Suicide collectif  

Suicide collectif   

Au Parti des peuples africains-Côte d’Ivoire, c’est la tempête avant peut-être le déluge. Les révélations fracassantes de Charles Blé Goudé, ex-leader de la galaxie patriotique, aujourd’hui reconverti en président du Cojep, secouent de fond en comble le parti de Laurent Gbagbo.

Sans porter de gants, Blé Goudé, sans doute excédé d’être relégué au rôle du vilain petit canard, a mis les deux pieds dans le plat. Dans sa ligne de mire : l’épouse du président du PPA-CI, la redoutée Nady Bamba, devenue une figure centrale de ce parti, bien qu’elle n’y occupe officiellement aucune fonction.

Blé Goudé l’accuse ouvertement d’être l’instigatrice de sa rupture avec son mentor. Comme pour répondre aux militants de gauche qui l’accusent de trahison, il affirme que la porte lui a été claquée au nez par Nady Bamba et son cercle rapproché, lequel aurait érigé, selon ses propres termes, « un corridor » autour de Laurent Gbagbo.

Depuis, le « Gbagboland » est en branle : répliques contre répliques, attaques contre attaques. On assiste à ce que le jargon ivoirien appelle un « cassement de papos », autrement dit la mise au grand jour de confidences intimes et de secrets d’État. Le mélodrame affligeant qui secoue aujourd’hui le PPA-CI ressemble à une pièce de théâtre mal montée. Il révèle l’insoutenable légèreté avec laquelle l’ancien régime gérait les affaires publiques : une gouvernance chaotique, indigne d’un pays qui se respecte, et encore moins d’une Nation de la stature de la Côte d’Ivoire.

Sous Laurent Gbagbo, les Ivoiriens, qui en doutaient encore, découvrent à quel point leur pays avait sombré. À sa tête, un chef d’État qui a désacralisé, pour ne pas dire banalisé, la fonction présidentielle ; transformant l’institution la plus importante du pays en une véritable cour du roi Pétaud, où chacun faisait ce qu’il voulait, sous son regard passif et irresponsable. Doit-on vraiment être surpris que la Côte d’Ivoire ait basculé dans la guerre civile, coupée en deux par une rébellion que seuls Gbagbo et ses hommes n’ont pas vu venir ?

Doit-on être surpris que de simples gardes du corps et soldats du rang aient eu plus de poids que des généraux censés incarner l’autorité militaire ? Doit-on être surpris que les dirigeants de la filière café-cacao aient passé des années entières à piller l’argent des paysans, sous le regard complaisant de Gbagbo lui-même, qui leur lançait cette phrase sidérante : « J’entends que vous volez, mais je ne sais… Un jour, on va vous attraper. »

 C’est ce laisser-aller qui lui explose aujourd’hui au visage, à travers cette bataille rangée dans son propre camp, augurant de sombres lendemains pour la gauche ivoirienne.
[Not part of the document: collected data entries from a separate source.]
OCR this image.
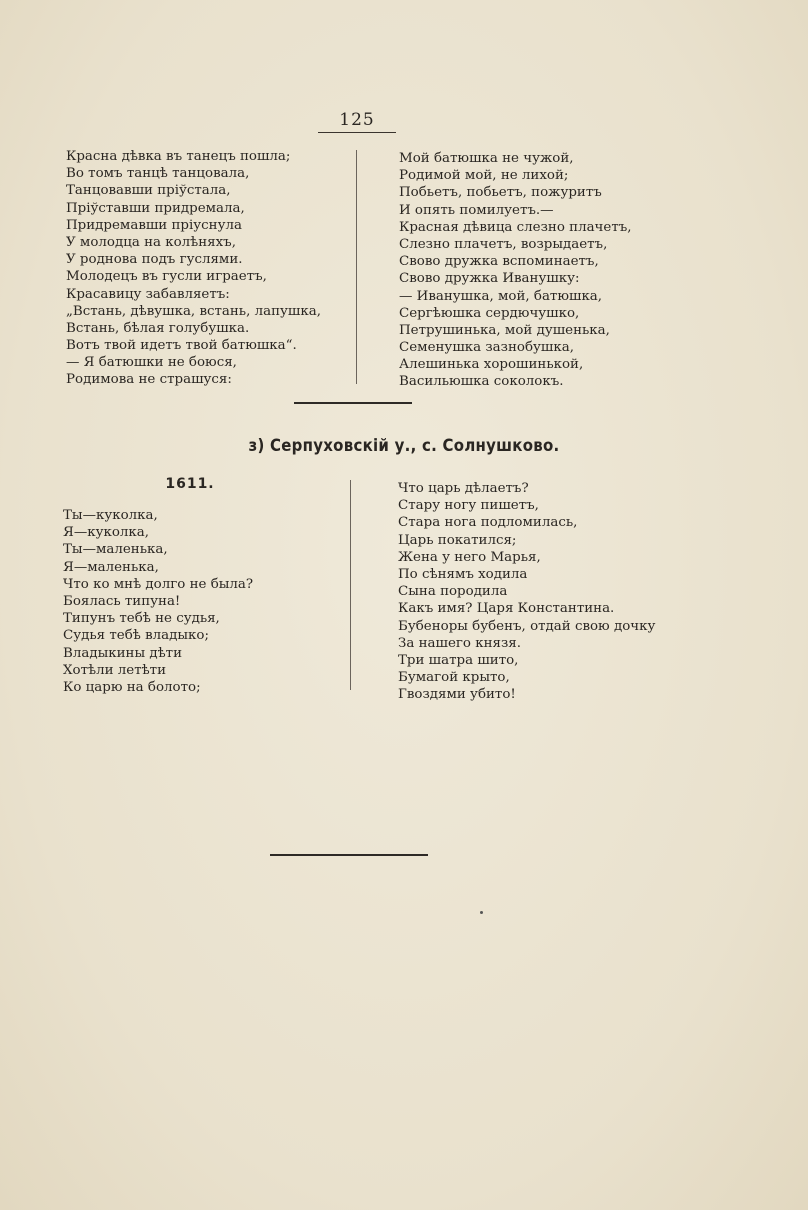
125
Красна дѣвка въ танецъ пошла;
Во томъ танцѣ танцовала,
Танцовавши пріўстала,
Пріўставши придремала,
Придремавши пріуснула
У молодца на колѣняхъ,
У роднова подъ гуслями.
Молодецъ въ гусли играетъ,
Красавицу забавляетъ:
„Встань, дѣвушка, встань, лапушка,
Встань, бѣлая голубушка.
Вотъ твой идетъ твой батюшка“.
— Я батюшки не боюся,
Родимова не страшуся:
Мой батюшка не чужой,
Родимой мой, не лихой;
Побьетъ, побьетъ, пожуритъ
И опять помилуетъ.—
Красная дѣвица слезно плачетъ,
Слезно плачетъ, возрыдаетъ,
Свово дружка вспоминаетъ,
Свово дружка Иванушку:
— Иванушка, мой, батюшка,
Сергѣюшка сердючушко,
Петрушинька, мой душенька,
Семенушка зазнобушка,
Алешинька хорошинькой,
Васильюшка соколокъ.
з) Серпуховскій у., с. Солнушково.
1611.
Ты—куколка,
Я—куколка,
Ты—маленька,
Я—маленька,
Что ко мнѣ долго не была?
Боялась типуна!
Типунъ тебѣ не судья,
Судья тебѣ владыко;
Владыкины дѣти
Хотѣли летѣти
Ко царю на болото;
Что царь дѣлаетъ?
Стару ногу пишетъ,
Стара нога подломилась,
Царь покатился;
Жена у него Марья,
По сѣнямъ ходила
Сына породила
Какъ имя? Царя Константина.
Бубеноры бубенъ, отдай свою дочку
За нашего князя.
Три шатра шито,
Бумагой крыто,
Гвоздями убито!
Et, aussi effarant que cela puisse paraître, l’ancien dirigeant feint de ne rien voir, préférant s’arc-bouter sur une lutte puérile contre le « 4ème mandat », à moins qu’il ne soit tout simplement dépassé par les événements.

En vérité, l’avion PPA-CI est en perte d’altitude dans le ciel brumeux du microcosme politique ivoirien, pas loin de se crasher. La question se pose désormais : y a-t-il encore un pilote dans l’engin ?

Le spectacle honteux et déshonorant auquel se livrent Gbagbo et ses partisans ressemble à un véritable suicide politique. Le peu de crédibilité qui leur restait s’évapore, et l’ancien Président sort du champ politique par la petite porte de l’histoire – celle qui ne grandit pas. Mais, comme le dit l’adage, à quelque chose malheur est bon : ce système désorganisé qui dirigeait le pays explique le désordre qui a précipité la Côte d’Ivoire au bord du gouffre de 2000 à 2011.

Les Ivoiriens doivent se réjouir d’avoir été débarrassés à temps de ces amateurs corrompus. La « refondation » fut en réalité une honte nationale, une arnaque politique qui a fait plus de mal que de bien. Une parenthèse douloureuse qui restera, indéniablement, l’une des pages les plus sombres de l’histoire de la Côte d’Ivoire indépendante. Une page qui n’aurait jamais dû s’ouvrir, tant elle fut cauchemardesque.

Avec la fin politique annoncée de Laurent Gbagbo, c’est à un suicide collectif que nous assistons. Comme dans un film dramatique où le héros et son clan périssent sans gloire dans une scène pitoyable, tous disparaissent, laissant place à une renaissance.